Forbes summarizes Berkshire shareholder meeting

The Forbes e-mail today contained a May 3rd article on the Berkshire annual meeting. Highlights as Robert Lezner of Forbes saw it;

1. There were more questions about the dams on Oregon’s Klamath River shutting off the salmon run for Indian tribes than the damming up of the credit markets.

Robert… that’s because special interest groups come specifically to waste time asking these questions. The same things happened last year.

2. No one asked about the $1.6 billion loss Berkshire took on a derivative position in the last quarter. Not a soul inquired about the decline in Berkshire’s earnings.

Perhaps they should have asked, but it seems the derivatives had already been explained. Plus, since Berkshire isn’t in a leveraged position, myself and other shareholders see this for what it is, accounting.

Regarding earnings, this is no surprise to anyone whe’s been paying attention. Guess that doesn’t include you Robert. Doesn’t seem to have hurt the stock price, although it hasn’t helped much either.

3. Nor did anyone raise the provocative theme put forth in Buffett’s letter to shareholders (See “Croesus, Buffett: New Advice From On High”) that investors should not expect to earn on their common stock positions the modest 5.3% rate of return earned during the whole of the 20th century.

Once again, this is typical Buffett. Of course, that’s 5.3% BEFORE dividends.

4. “Anyone who wants us to repeat the past should sell [his or her] stock,” said the Oracle of Omaha, without any follow-up questions from alarmed shareholders. Be fairly warned.

This isn’t the first time we’ve been warned. I guess hearing it from you, Robert, changes everything, eh?

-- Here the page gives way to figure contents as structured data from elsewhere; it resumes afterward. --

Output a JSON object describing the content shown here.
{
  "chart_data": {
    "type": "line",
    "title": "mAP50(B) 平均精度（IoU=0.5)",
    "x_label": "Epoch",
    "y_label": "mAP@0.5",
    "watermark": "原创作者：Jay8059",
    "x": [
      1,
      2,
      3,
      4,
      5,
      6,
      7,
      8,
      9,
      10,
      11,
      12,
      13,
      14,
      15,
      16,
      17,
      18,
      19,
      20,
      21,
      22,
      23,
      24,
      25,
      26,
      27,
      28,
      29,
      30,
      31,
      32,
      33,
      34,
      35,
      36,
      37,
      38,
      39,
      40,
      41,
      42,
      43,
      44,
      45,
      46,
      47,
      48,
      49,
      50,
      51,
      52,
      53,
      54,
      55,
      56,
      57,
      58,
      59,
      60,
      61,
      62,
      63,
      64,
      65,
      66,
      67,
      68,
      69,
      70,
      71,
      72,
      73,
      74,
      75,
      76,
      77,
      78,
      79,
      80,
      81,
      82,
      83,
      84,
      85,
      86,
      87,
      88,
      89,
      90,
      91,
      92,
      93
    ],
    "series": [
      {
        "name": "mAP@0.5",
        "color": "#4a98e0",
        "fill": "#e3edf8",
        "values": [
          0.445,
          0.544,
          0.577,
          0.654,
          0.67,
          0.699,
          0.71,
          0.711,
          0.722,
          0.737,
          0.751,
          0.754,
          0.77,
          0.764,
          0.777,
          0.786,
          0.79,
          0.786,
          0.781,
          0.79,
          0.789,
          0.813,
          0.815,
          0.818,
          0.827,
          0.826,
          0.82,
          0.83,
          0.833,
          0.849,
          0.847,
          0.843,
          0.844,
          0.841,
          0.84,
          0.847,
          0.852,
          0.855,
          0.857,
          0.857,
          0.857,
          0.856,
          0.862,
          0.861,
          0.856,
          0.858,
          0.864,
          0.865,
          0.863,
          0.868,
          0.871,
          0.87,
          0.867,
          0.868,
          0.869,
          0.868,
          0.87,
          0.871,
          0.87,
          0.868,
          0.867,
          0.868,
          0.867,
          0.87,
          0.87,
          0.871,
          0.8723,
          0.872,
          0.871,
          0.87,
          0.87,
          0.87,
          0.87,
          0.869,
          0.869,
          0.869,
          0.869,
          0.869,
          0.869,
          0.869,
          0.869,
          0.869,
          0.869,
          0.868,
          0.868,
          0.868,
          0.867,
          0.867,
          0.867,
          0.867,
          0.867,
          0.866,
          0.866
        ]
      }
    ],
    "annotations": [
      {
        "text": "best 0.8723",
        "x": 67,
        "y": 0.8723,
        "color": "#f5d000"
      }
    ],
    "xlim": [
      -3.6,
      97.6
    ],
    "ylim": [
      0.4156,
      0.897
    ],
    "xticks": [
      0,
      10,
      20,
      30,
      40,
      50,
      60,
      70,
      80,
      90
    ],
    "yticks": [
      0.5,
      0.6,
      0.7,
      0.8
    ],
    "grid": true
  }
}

5. Nevertheless, Berkshire was able to accumulate a $4 billion position in auction rate notes when that market froze up some weeks ago. It included the short-term debts of the nonprofit Los Angeles County Museum of Art at interest rates of 8% to 10%–triple the 3% to 4% the same notes sold for in January. Perhaps it was this opportunity that Munger chose to describe in his no-holds-barred style–“some idiot hedge fund bought municipal bonds on incredible margin. These things were disposed on a margin call,” meaning that the fund had to sell because it didn’t have the capital to support its position.

Hey, hey, hey, perhaps this is why we invest in Berkshire. I really like Charlie and recommend reading his biography by Janet Lowe, Damn Right: Behind the Scenes with Berkshire Hathaway Billionaire Charlie Munger .

6. As for the stock market, Buffett, made it crystal clear that “Charlie and I haven’t the faintest idea where [it’s] going.”

Perhaps that’s why they are such great investors.

And before anyone thinks I’m a member of the Berkshire fan club, well I probably am. That said, as a % of my portfolio it’s not a large amount so I maintain the conflict of interest is fairly low. I did attend the 2007 meeting but didn’t make it this year. I purchased my first share of Class B stock the day the market opened after 9/11.